Steelhead on the Fly

Cold weather didn’t delay the Spring steelhead fishery for the 2020 season, but the Coronavirus did.  Most recreational fishing and all commercial fishing (guiding) was shut down through the peak of the steelhead run, throughout the Great Lakes region, and presumably throughout the rest of the world.  I was fortunate to plan a few trips just prior to the Government mandated, forced shut down…OF THE WHOLE WORLD!!!   

I usually try to time my trips to be on the rivers before the peak of the season, to avoid crowds. This year that ended up being early March.  Even though the weather turned out to be colder than normal. A warm-up and some melt off from a week prior to my trip, was enough to bring fresh fish into the river systems.

Over the course of two long weekends and fishing in three different river systems, the Pere Marquette, the Big Manistee and the White river, all Lake Michigan tributaries, I managed to connect with fish on every outing.

For much of the fishing that I did, I was with good friend Sean McDonald, who I’ve know for 30 years.  We both spent many years in the Fly-fishing business on these rivers. Sean still does and was anticipating being booked solid for March, April and part of May, so we were doing a bit of “pre-season” scouting for his upcoming guide schedule.  Little did he know at that point that he’d be cooling his heels, and staring at a complete loss of his season and livelyhood for spring 2020. ( to book a trip with Sean, for Steelhead, trout and salmon, fly-fishing in the rivers, or salmon fishing in Lake Michigan in the summer, contact him at Centurycircle.com).

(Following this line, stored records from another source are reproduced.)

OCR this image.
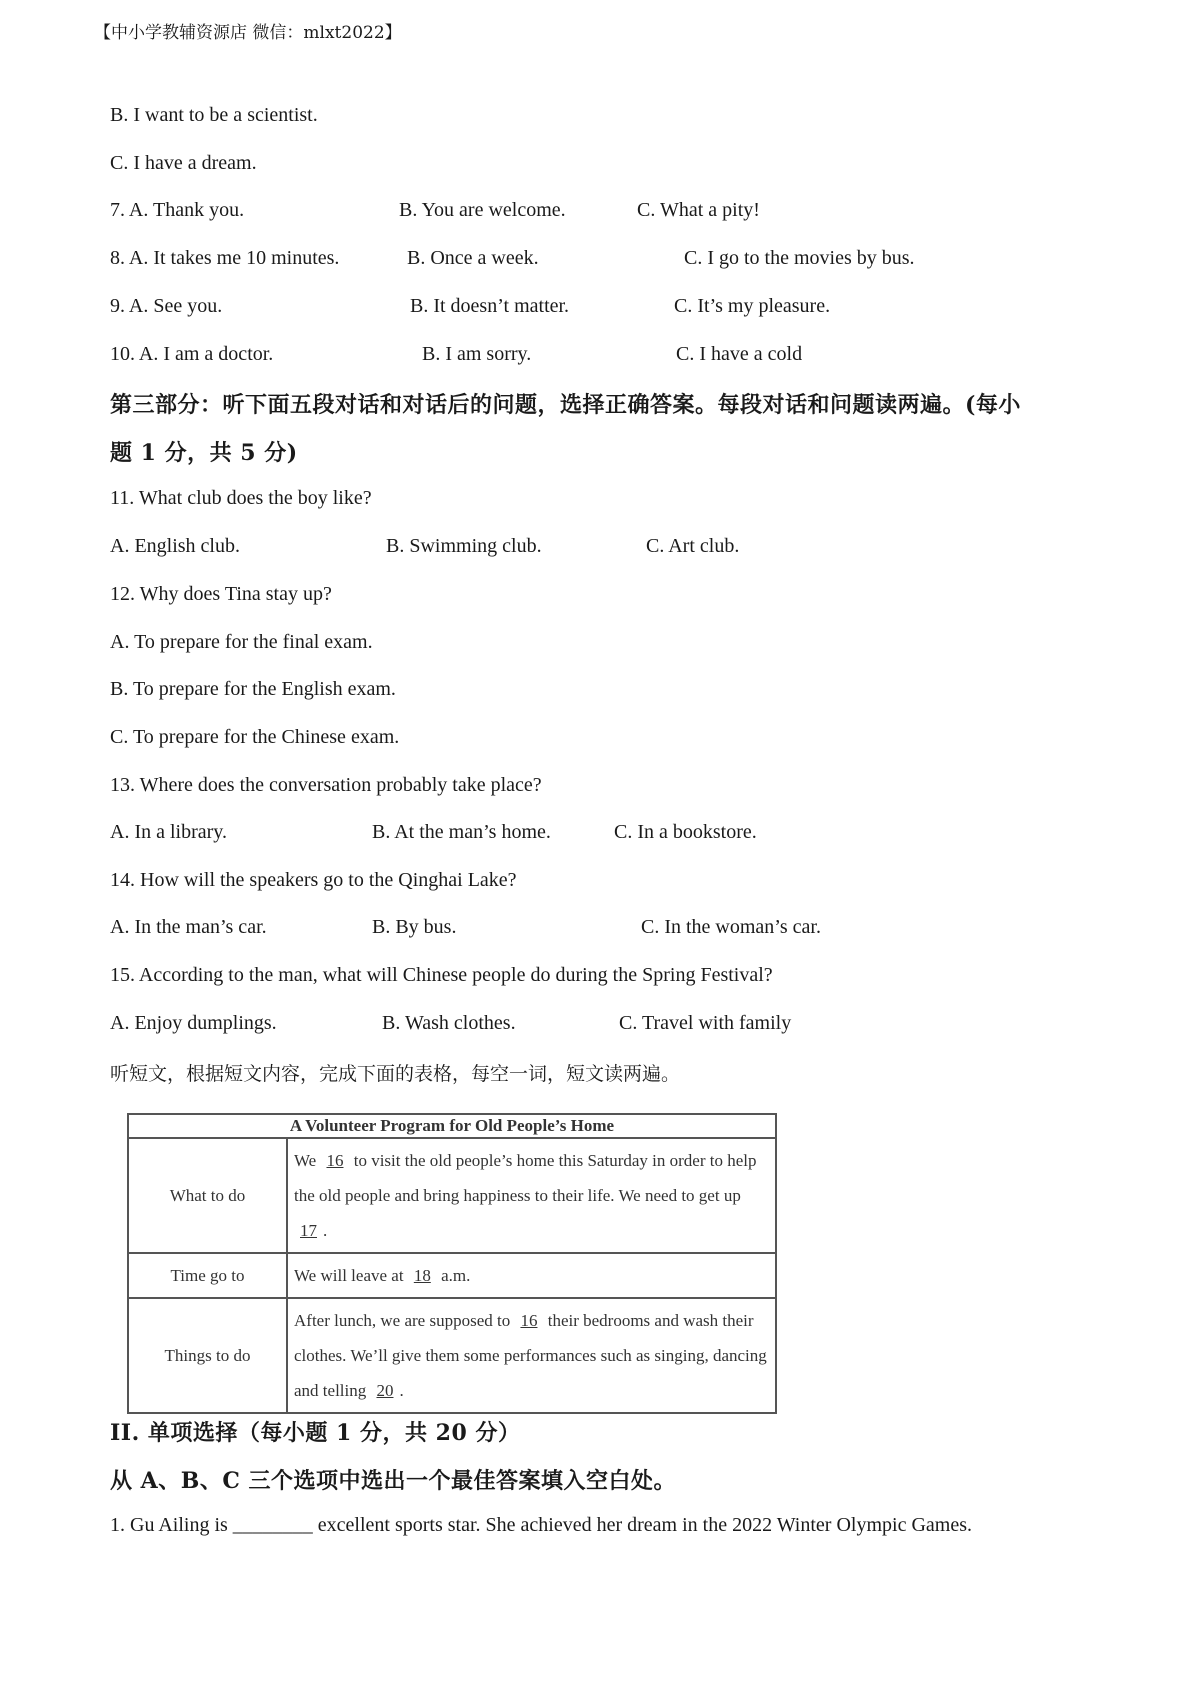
【中小学教辅资源店 微信：mlxt2022】
B. I want to be a scientist.
C. I have a dream.
7. A. Thank you.	B. You are welcome.	C. What a pity!
8. A. It takes me 10 minutes.	B. Once a week.	C. I go to the movies by bus.
9. A. See you.	B. It doesn’t matter.	C. It’s my pleasure.
10. A. I am a doctor.	B. I am sorry.	C. I have a cold
第三部分：听下面五段对话和对话后的问题，选择正确答案。每段对话和问题读两遍。(每小
题 1 分，共 5 分)
11. What club does the boy like?
A. English club.	B. Swimming club.	C. Art club.
12. Why does Tina stay up?
A. To prepare for the final exam.
B. To prepare for the English exam.
C. To prepare for the Chinese exam.
13. Where does the conversation probably take place?
A. In a library.	B. At the man’s home.	C. In a bookstore.
14. How will the speakers go to the Qinghai Lake?
A. In the man’s car.	B. By bus.	C. In the woman’s car.
15. According to the man, what will Chinese people do during the Spring Festival?
A. Enjoy dumplings.	B. Wash clothes.	C. Travel with family
听短文，根据短文内容，完成下面的表格，每空一词，短文读两遍。
A Volunteer Program for Old People’s Home	
What to do	We 16 to visit the old people’s home this Saturday in order to help the old people and bring happiness to their life. We need to get up 17 .
Time go to	We will leave at 18 a.m.
Things to do	After lunch, we are supposed to 16 their bedrooms and wash their clothes. We’ll give them some performances such as singing, dancing and telling 20 .
II. 单项选择（每小题 1 分，共 20 分）
从 A、B、C 三个选项中选出一个最佳答案填入空白处。
1. Gu Ailing is ________ excellent sports star. She achieved her dream in the 2022 Winter Olympic Games.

As it turned our fishing was pretty good.  We floated the Pere Marquette and also ran Sean’s jet boat up the Big Manistee river, primarily swinging flies with Spey and switch rods, fishing dark lairs, old haunts and holding water that has changed little in the last 20 years.  Each new stop was like seeing an old friend.  A new log or two and maybe a slightly narrower, or wider or deeper patch of spawning gravel revealed themselves just like wrinkles and gray hairs  reveal themselves when old friends meet after too long apart.

With mostly beautiful, albeit cold weather, we had good success.  We boated and released a number of nice fresh fish and a few holdovers that had wintered in the river. Resident trout rounded out the action.  We ate good food, smoked cigars and toasted the steelhead often. IPhones and GoPros were busy gathering footage for posterity.  Fresh, virus free air was gulped by the ton.

I almost feel guilty, knowing that so many people lost their opportunity to share this experience, this tradition and harbinger of spring.  For me this is one of the most important things that I do in early spring.  It’s a bit like the movie, “Groundhog’s day”, in that I’ve been doing it this time of year, every year, for over 35 years. Trout fishing, Walleyes, morel hunting and turkey hunting will, like the last 35 years, round out springtime priorities.  Summer will have a revised list, before a new list for fall, and so on, to start all over next spring.

So glad to not have missed it.  I truly feel for all those that did.  Mark your calendar for spring 2021.  There’ll be flowing water, fish and flyrods. there will be traditions to uphold!  See you on the water.